Burgundy is home to some of the most expensive wines in the world, including those of Domaine de la Romanée-Conti, Domaine Leroy, Henri Jayer, Emmanuel Rouget, Domaine Dugat-Py, Domaine Leflaive and Domaine Armand Rousseau

However, some top vintage first growth Bordeaux wines and a few iconic wines from the New World are more expensive than some Grand Cru class Burgundies.

Its renown goes back many centuries; in 1522 Erasmus wrote: “O happy Burgundy which merits being called the mother of men since she furnishes from her mammaries such a good milk” This was echoed by Shakespeare, who refers in King Lear to “the vines of France and milk of Burgundy”.

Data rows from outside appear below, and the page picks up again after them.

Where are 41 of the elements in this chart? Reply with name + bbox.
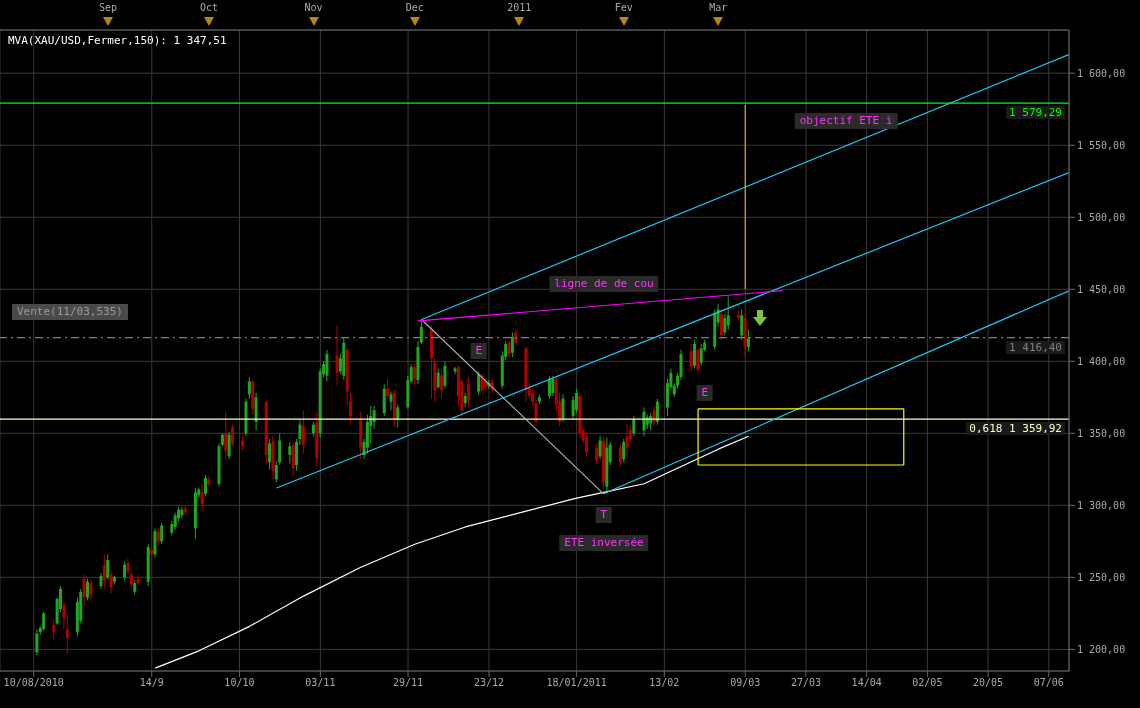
annotation: ETE inversée: [559, 535, 649, 551]
ref-line-label: 1 579,29: [1006, 106, 1065, 120]
ref-line-label: 1 416,40: [1006, 340, 1065, 354]
annotation: E: [470, 343, 488, 360]
x2-tick-label: Oct: [200, 2, 219, 14]
ref-line-label: 0,618 1 359,92: [966, 422, 1065, 436]
y-tick-label: 1 350,00: [1077, 427, 1126, 439]
x2-tick-label: Sep: [98, 2, 117, 14]
x-tick-label: 09/03: [730, 677, 761, 689]
x2-tick-label: Mar: [709, 2, 728, 14]
x-tick-label: 10/10: [224, 677, 255, 689]
x2-tick-label: Fev: [614, 2, 633, 14]
x-tick-label: 18/01/2011: [546, 677, 607, 689]
x2-tick-label: 2011: [507, 2, 532, 14]
x-tick-label: 13/02: [649, 677, 680, 689]
y-tick-label: 1 200,00: [1077, 643, 1126, 655]
x-tick-label: 23/12: [473, 677, 505, 689]
y-tick-label: 1 400,00: [1077, 355, 1126, 367]
y-tick-label: 1 250,00: [1077, 571, 1126, 583]
x-tick-label: 29/11: [392, 677, 424, 689]
x2-tick-label: Dec: [405, 2, 424, 14]
annotation: T: [595, 507, 612, 524]
y-tick-label: 1 500,00: [1077, 211, 1126, 223]
y-tick-label: 1 300,00: [1077, 499, 1126, 511]
x-tick-label: 14/9: [139, 677, 164, 689]
x2-tick-label: Nov: [304, 2, 323, 14]
x-tick-label: 20/05: [973, 677, 1004, 689]
x-tick-label: 27/03: [790, 677, 822, 689]
x-tick-label: 02/05: [912, 677, 943, 689]
x-tick-label: 07/06: [1033, 677, 1064, 689]
y-tick-label: 1 550,00: [1077, 139, 1126, 151]
annotation: E: [696, 384, 714, 401]
annotation: Vente(11/03,535): [12, 304, 128, 320]
x-tick-label: 03/11: [305, 677, 336, 689]
annotation: objectif ETE i: [794, 113, 898, 129]
annotation: ligne de de cou: [549, 276, 659, 292]
y-tick-label: 1 450,00: [1077, 283, 1126, 295]
x-tick-label: 14/04: [851, 677, 882, 689]
y-tick-label: 1 600,00: [1077, 67, 1126, 79]
x-tick-label: 10/08/2010: [3, 677, 64, 689]
text: MVA(XAU/USD,Fermer,150): 1 347,51: [8, 34, 227, 47]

To accompany the finer wines, especially “the wines of the Cote [d’Or], it is recommended to taste some great cheeses like that of Citeaux, or ‘l’ami du Chambertin’ or ‘l’amour de Nuits'”. British wine critic Jancis Robinson emphasizes, “price is an extremely unreliable guide” and “what a wine sells for often has more to do with advertising hype and marketing decisions than the quality contained in the bottle.” While Grand Crus often command steep prices, village level wines from top producers can be found at quite reasonable prices. In 2010, the Burgundy region experienced a notable increase in internet coverage thanks to official efforts like the online broadcast of the famous Hospices de Beaune, as well as the efforts of independent wine aficionados, such as Bourgogne Live. Some burgundies are also increasingly valued as investment wines. Fans of Burgundy wine have been organizing events celebrating its virtues for decades. The most famous of these is La Paulée de Meursault.